Formwork specialist Meva has introduced its updated ‘open end' MAC climbing system for high-rise buildings.
Formwork specialist Meva has introduced its updated ‘open end' MAC climbing system for high-rise buildings. According to the company, it works without the need for cranes.
The automatic climbing formwork is pushed by a hydraulic system. The platforms and safety enclosure are moved by a maximum of 4m from level to level, slowly and evenly, and steered via remote control. The lift from one level to the next takes approximately 30 minutes.
Climbing is performed without any crane support, thus making the system safe for even high wind speeds at great heights. There are no guides or climbing rails and the system works without intermediary anchoring.
Several safety features also distinguish the MAC system from others, according to Meva. A fully clad and enclosed working area provides for safe and comfortable working conditions, regardless of the weather. And non-return valves, a complete backup hydraulic system as well as non-return ratchet locks on each ram, are integrated.

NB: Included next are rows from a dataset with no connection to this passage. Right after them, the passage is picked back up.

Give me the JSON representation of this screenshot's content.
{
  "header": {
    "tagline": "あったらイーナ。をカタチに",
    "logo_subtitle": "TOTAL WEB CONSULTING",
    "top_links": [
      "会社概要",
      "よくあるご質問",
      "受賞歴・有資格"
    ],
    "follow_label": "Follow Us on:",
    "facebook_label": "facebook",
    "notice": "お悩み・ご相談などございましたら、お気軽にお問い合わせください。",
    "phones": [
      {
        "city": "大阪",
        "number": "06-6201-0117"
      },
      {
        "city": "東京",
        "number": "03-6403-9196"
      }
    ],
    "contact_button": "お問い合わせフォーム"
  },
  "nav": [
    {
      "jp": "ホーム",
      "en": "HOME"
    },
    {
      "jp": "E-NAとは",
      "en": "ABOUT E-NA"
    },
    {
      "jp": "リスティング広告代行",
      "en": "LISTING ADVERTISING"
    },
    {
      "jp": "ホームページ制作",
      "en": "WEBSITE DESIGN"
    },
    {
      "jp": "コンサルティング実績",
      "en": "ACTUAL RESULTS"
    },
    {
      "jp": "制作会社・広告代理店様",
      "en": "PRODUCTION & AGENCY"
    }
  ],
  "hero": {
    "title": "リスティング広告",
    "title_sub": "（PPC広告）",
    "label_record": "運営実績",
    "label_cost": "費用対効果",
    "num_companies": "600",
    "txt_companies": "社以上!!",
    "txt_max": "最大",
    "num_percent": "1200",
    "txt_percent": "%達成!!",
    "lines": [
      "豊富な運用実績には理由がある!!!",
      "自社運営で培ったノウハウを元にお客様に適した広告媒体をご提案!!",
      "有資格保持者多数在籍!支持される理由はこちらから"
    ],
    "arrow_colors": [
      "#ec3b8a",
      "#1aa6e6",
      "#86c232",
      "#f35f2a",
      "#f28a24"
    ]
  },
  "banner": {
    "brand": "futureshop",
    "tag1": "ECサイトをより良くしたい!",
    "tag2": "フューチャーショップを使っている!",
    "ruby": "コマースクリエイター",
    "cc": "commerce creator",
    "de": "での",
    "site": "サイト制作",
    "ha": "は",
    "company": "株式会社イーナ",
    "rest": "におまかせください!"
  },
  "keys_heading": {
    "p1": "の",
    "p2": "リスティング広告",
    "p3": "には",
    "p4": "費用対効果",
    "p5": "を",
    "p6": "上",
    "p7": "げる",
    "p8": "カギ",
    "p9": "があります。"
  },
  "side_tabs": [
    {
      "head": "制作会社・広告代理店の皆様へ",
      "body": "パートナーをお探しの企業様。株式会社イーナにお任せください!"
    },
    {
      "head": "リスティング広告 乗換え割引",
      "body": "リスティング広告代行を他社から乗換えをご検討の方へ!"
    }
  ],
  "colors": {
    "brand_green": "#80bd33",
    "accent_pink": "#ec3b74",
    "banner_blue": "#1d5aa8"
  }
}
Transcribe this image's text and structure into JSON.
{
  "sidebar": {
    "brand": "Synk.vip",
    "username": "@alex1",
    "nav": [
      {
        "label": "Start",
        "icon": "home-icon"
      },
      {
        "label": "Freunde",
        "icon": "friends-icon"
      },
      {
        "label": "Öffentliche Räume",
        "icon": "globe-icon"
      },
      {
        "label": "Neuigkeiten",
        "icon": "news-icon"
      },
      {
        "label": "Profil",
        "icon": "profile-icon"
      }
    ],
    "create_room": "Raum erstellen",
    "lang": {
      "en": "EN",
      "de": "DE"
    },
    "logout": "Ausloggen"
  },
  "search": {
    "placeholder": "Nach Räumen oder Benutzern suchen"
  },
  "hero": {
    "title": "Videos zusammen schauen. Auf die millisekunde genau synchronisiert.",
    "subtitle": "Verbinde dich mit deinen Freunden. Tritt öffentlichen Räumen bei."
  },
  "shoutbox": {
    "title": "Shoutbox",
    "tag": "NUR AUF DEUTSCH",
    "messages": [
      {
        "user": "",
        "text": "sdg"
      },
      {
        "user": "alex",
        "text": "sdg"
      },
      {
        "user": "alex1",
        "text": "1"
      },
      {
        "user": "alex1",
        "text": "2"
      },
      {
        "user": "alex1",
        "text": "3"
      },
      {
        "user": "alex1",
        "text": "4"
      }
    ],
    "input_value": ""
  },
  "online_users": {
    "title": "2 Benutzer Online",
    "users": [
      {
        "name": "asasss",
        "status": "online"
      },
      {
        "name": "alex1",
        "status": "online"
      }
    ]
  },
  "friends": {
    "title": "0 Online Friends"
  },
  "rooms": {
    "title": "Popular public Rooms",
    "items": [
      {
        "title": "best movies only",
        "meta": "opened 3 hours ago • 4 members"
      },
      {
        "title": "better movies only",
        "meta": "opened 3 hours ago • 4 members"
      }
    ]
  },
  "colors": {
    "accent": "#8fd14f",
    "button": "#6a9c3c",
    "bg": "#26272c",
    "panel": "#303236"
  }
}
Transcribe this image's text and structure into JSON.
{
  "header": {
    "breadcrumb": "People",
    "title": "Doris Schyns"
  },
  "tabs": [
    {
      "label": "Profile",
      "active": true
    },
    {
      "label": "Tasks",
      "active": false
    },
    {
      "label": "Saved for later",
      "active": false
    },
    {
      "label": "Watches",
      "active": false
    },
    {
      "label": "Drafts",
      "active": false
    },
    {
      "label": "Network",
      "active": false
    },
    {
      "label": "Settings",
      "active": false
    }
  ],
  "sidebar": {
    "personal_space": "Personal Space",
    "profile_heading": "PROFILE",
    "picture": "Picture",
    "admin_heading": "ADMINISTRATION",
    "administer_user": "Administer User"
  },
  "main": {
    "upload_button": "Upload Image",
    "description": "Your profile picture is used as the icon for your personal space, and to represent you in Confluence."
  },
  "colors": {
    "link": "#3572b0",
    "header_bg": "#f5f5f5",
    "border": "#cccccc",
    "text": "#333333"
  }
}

The entire MAC superstructure is supported by independent structural members installed between the shear key beam and the grid work. There is no reliance on the most recent concrete pour: the jacking beams are supported by concrete that has already set and the structure can be lifted a day after pouring.
Both the jacking beam and the shear key beam fit into one and the same pocket. This brings speed and flexibility. Premoulded pockets are placed into each newly constructed section of a building's central core to provide support positions for shear key and jacking beams. The pocket moulds are removable after jacking and can be re-used. The top deck is free of jacking masts and other mechanical obstacles, protecting all operational equipment from concrete spills and possible crane damage. The upper level matrix of beams support the upper deck, working platform and cladding as well as all external and internal rolling shutters.
Long-stroke, heavy-duty hydraulic rams placed between the jacking beam and the grid work raise the entire superstructure upward as well as levelling it - the number of rams varies with the size and complexity of the central core's design.